Descoberta no Instituto Pasteur em 20 de maio de 1983 nomeia a morte que já ceifava silenciosamente
A descoberta do HIV não foi um ato de iluminação. Foi um reconhecimento forçado de algo que já circulava, já matava, já traçava suas rotas pelo corpo social. Luc Montagnier e seus pares no Instituto Pasteur não criaram o vírus; simplesmente recusaram sua invisibilidade.

Na revista Nature daquele dia, a matéria saía seca e técnica. Um retrovírus. Uma sequência genética. Um mecanismo molecular. Mas o que a publicação de fato anunciava era mais perturbador: a morte tinha um objeto, e esse objeto era invisível ao olho nu, indetectável à primeira vista, capaz de residir no corpo durante anos sem avisar. O inconsciente coletivo não precisava ler o artigo para captar a verdadeira mensagem: vocês estão todos potencialmente infectados.
A AIDS já estava matando antes de ser nomeada. Desde meados dos anos 70, corpos desapareciam nas enfermarias de Nova York, San Francisco, Port-au-Prince. Homens gays, prostitutas, usuários de drogas, haitianos. Aqueles já classificados socialmente como descartáveis ganhavam agora uma razão científica para serem ignorados. O Estado americano não movia um dedo. A mídia não falava. Os corpos simplesmente se decompunham numa negligência bem estudada, num silêncio que era, ele próprio, uma tecnologia de morte.
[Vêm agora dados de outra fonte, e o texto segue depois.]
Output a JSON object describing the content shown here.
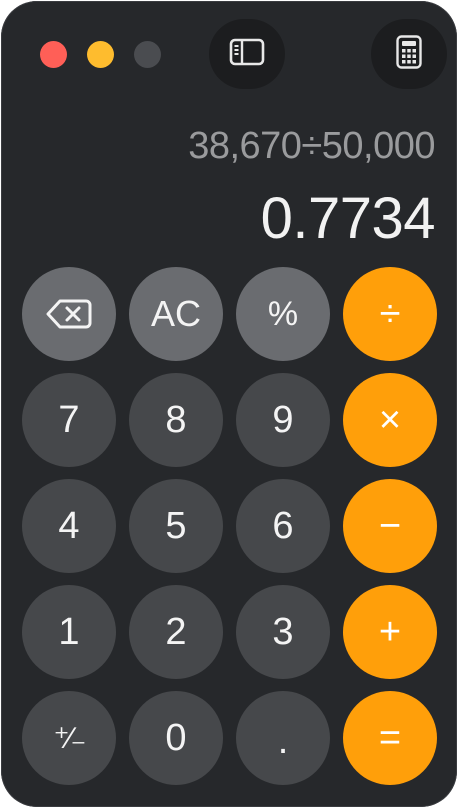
{
  "window": {
    "controls": {
      "close_color": "#ff5f57",
      "minimize_color": "#febc2e",
      "zoom_color": "#4a4c50"
    },
    "toolbar": {
      "sidebar_icon": "sidebar-toggle-icon",
      "mode_icon": "calculator-mode-icon"
    }
  },
  "display": {
    "expression": "38,670÷50,000",
    "result": "0.7734"
  },
  "keypad": {
    "row1": [
      "⌫",
      "AC",
      "%",
      "÷"
    ],
    "row2": [
      "7",
      "8",
      "9",
      "×"
    ],
    "row3": [
      "4",
      "5",
      "6",
      "−"
    ],
    "row4": [
      "1",
      "2",
      "3",
      "+"
    ],
    "row5": [
      "⁺∕₋",
      "0",
      ".",
      "="
    ]
  },
  "colors": {
    "background": "#26282b",
    "function_key": "#6a6c70",
    "number_key": "#46484b",
    "operator_key": "#ff9f0a",
    "text": "#f4f4f4"
  }
}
Quando Montagnier isolou o retrovírus e o nomeou, algo se reconfigurou. Não porque o vírus tivesse sido criado naquele instante, mas porque a linguagem científica é uma máquina de fazer visível o invisível e, simultaneamente, uma arma de legitimação. Uma vez que o vírus ganhava um nome, ganhava também um espaço de discussão, financiamento, investimento. O que estava oculto na prática governamental, a decisão de deixar morrer, podia agora ser questionado publicamente.
Mas o questionamento não chegou rápido. Não para quem estava morrendo.
Robert Gallo, pesquisador norte-americano, havia identificado independentemente a mesma estrutura. A confluência entre duas descobertas simultâneas em continentes diferentes é rara na história da ciência. Sugere que o vírus estava lá o tempo todo, esperando apenas para ser visto. Ou melhor: esperando que alguém tivesse interesse em vê-lo. A prioridade da descoberta geraria décadas de disputa entre Montagnier e Gallo. A história celebraria ambos, mas a luta pelo crédito revela a economia do reconhecimento científico: quem nomeia controla a narrativa.
Em 1986, quando o retrovírus receberia o nome oficial HIV (Vírus da Imunodeficiência Humana), a epidemia já havia reestruturado continentes inteiros. MILHÕES INFECTADOS. A maioria sem acesso a testes, tratamentos ou informação. A nomeação científica chegava tarde demais para quem já tinha visto sua expectativa de vida cair para semanas.

O que a descoberta revela em camadas mais profundas é um problema de política vital. Quem morre é sempre uma questão anterior ao como se morre. Antes do HIV ser um vírus, ele era um divisor de populações. Certos corpos mereciam pesquisa; outros mereciam negligência. Certa morte era lamentável; outra era até esperada. A ciência que nomeou o vírus operava dentro de um campo de forças que já havia decidido quem contava e quem não contava como vida.
O tratamento antirretroviral, desenvolvido anos depois e aperfeiçoado ao longo de décadas, transformaria a AIDS de sentença de morte em condição crônica. Mas esse tratamento chegaria primeiro aos países ricos, primeiro aos corpos brancos, primeiro aos que tinham acesso ao capital. O Sul Global veria seus filhos morrer enquanto o Norte celebrava a vitória científica.
Hoje fala-se que não existe cura definitiva. Isso é impreciso. Existe prevenção absoluta. Existe supressão viral total. Existe, inclusive, a possível imunidade para quem nunca foi exposto e se vacina. O que não existe é vontade política de distribuir equitativamente essas tecnologias. A AIDS continua matando porque a morte de certos corpos segue sendo aceitável em termos de custo-benefício. Nomeá-la não resolveu o problema. Apenas o tornou inegável.
O 20 de maio de 1983 marca o dia em que o invisível se tornou nomeável. Mas a verdade que persiste é que, mesmo nomeado, o vírus segue matando aqueles que a sociedade já havia decidido, de antemão, que não mereciam viver.